I've uninstalled checkpoint software from the server and NAT works fine from the first point of view. However i see a lot of messages like this in NAT log:
03/09/10 11:23:19 192.168.1.1 Guest 0000444534 Terminated exit code 42
03/09/10 11:23:19 192.168.1.1 Guest 0000444532 Traffic 344 57 57 344 34s
03/09/10 11:23:19 192.168.1.1 Guest 0000444532 Terminated exit code 42
03/09/10 11:23:19 192.168.1.1 Guest 0000444535 Traffic 403 64 64 403 34s
03/09/10 11:23:19 192.168.1.1 Guest 0000444535 Terminated exit code 42
03/09/10 11:23:19 192.168.1.1 Guest 0000444533 Traffic 345 58 58 345 34s
03/09/10 11:23:19 192.168.1.1 Guest 0000444533 Terminated exit code 42
03/09/10 11:23:24 192.168.2.22 Guest 0000000000 Created:
03/09/10 11:23:24 192.168.2.22 Guest 0000444549 Requested: NAT: UDP 192.168.2.22:20308 <-> 128.227.240.56:443
03/09/10 11:23:24 192.168.2.22 Guest 0000000000 Created:
03/09/10 11:23:24 192.168.2.22 Guest 0000444550 Requested: NAT: UDP 192.168.2.22:20308 <-> 125.233.144.34:443
03/09/10 11:23:24 192.168.1.1 Guest 0000444536 Traffic 223 57 57 223 39s
03/09/10 11:23:24 192.168.1.1 Guest 0000444536 Terminated exit code 42
03/09/10 11:23:24 192.168.2.22 Guest 0000444547 Traffic 3585 11063 11063 3585 8s
03/09/10 11:23:24 192.168.2.22 Guest 0000444547 Terminated exit code 42
03/09/10 11:23:26 192.168.2.22 Guest 0000000000 Created:
03/09/10 11:23:26 192.168.2.22 Guest 0000444551 Requested: NAT: TCP Connection to 92.242.73.197:23095
03/09/10 11:23:31 192.168.1.1 Guest 0000000000 Created:
03/09/10 11:23:31 192.168.1.1 Guest 0000444553 Requested: NAT: UDP 192.168.1.1:44248 <-> 213.184.225.37:53
03/09/10 11:23:31 192.168.1.1 Guest 0000000000 Created:
03/09/10 11:23:31 192.168.1.1 Guest 0000444554 Requested: NAT: UDP 192.168.1.1:17542 <-> 213.184.225.37:53
03/09/10 11:23:49 93.125.83.217 Guest 0000444515 Traffic 0 1044 1044 0 122s
03/09/10 11:23:49 93.125.83.217 Guest 0000444515 Terminated exit code 42

exit code 42 is everywhere! No any firewalls or other network services installed.
What's wrong???

[adrien]

42 is normal exit code for NAT traffic, it just means the connection was closed normally by either end.

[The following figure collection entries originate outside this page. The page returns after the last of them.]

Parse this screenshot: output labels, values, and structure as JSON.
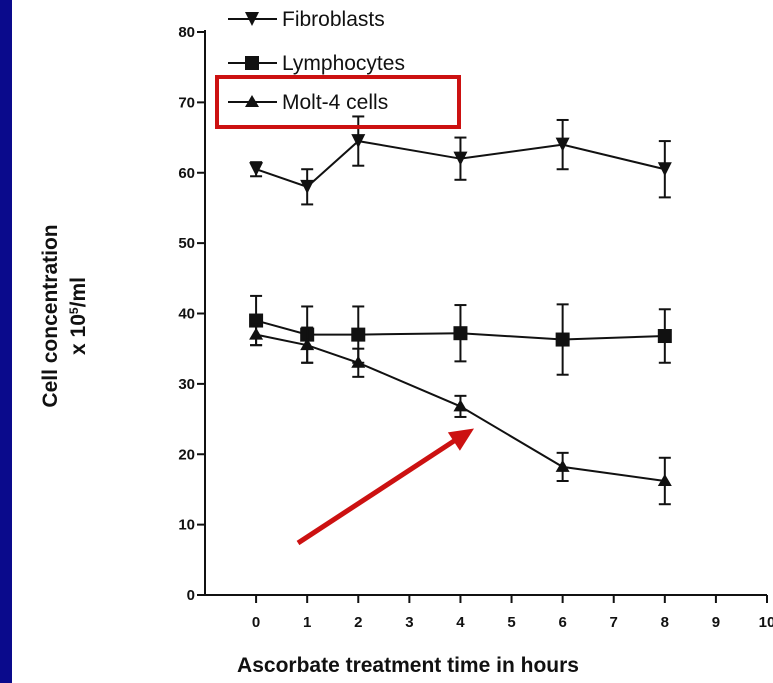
{
  "chart_data": {
    "type": "line",
    "xlabel": "Ascorbate treatment time in hours",
    "ylabel_line1": "Cell concentration",
    "ylabel_line2_prefix": "x 10",
    "ylabel_line2_sup": "5",
    "ylabel_line2_suffix": "/ml",
    "xlim": [
      -1,
      10
    ],
    "ylim": [
      0,
      80
    ],
    "x_ticks": [
      0,
      1,
      2,
      3,
      4,
      5,
      6,
      7,
      8,
      9,
      10
    ],
    "y_ticks": [
      0,
      10,
      20,
      30,
      40,
      50,
      60,
      70,
      80
    ],
    "x_tick_labels": [
      "0",
      "1",
      "2",
      "3",
      "4",
      "5",
      "6",
      "7",
      "8",
      "9",
      "10"
    ],
    "y_tick_labels": [
      "0",
      "10",
      "20",
      "30",
      "40",
      "50",
      "60",
      "70",
      "80"
    ],
    "legend_placement": "top-left",
    "series": [
      {
        "name": "Fibroblasts",
        "marker": "triangle-down",
        "x": [
          0,
          1,
          2,
          4,
          6,
          8
        ],
        "values": [
          60.5,
          58,
          64.5,
          62,
          64,
          60.5
        ],
        "err": [
          1,
          2.5,
          3.5,
          3,
          3.5,
          4
        ]
      },
      {
        "name": "Lymphocytes",
        "marker": "square",
        "x": [
          0,
          1,
          2,
          4,
          6,
          8
        ],
        "values": [
          39,
          37,
          37,
          37.2,
          36.3,
          36.8
        ],
        "err": [
          3.5,
          4,
          4,
          4,
          5,
          3.8
        ]
      },
      {
        "name": "Molt-4 cells",
        "marker": "triangle-up",
        "x": [
          0,
          1,
          2,
          4,
          6,
          8
        ],
        "values": [
          37,
          35.5,
          33,
          26.8,
          18.2,
          16.2
        ],
        "err": [
          1.5,
          2.5,
          2,
          1.5,
          2,
          3.3
        ]
      }
    ],
    "annotations": [
      {
        "type": "highlight-box",
        "target": "legend:Molt-4 cells",
        "color": "#cc1111"
      },
      {
        "type": "arrow",
        "points_to": "Molt-4 cells at x=4.5",
        "color": "#cc1111"
      }
    ]
  }
}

As for why you can't connect to that particular server. You might need to look at a packet capture. Do you have wireshark? You can capture packets using WinGate 6.6.4 in wireshark-compatible capture file format.

[andy-ru]

Hi
The problem was because of incorrect settings of IP addresses when public and local addresses are used at the same time.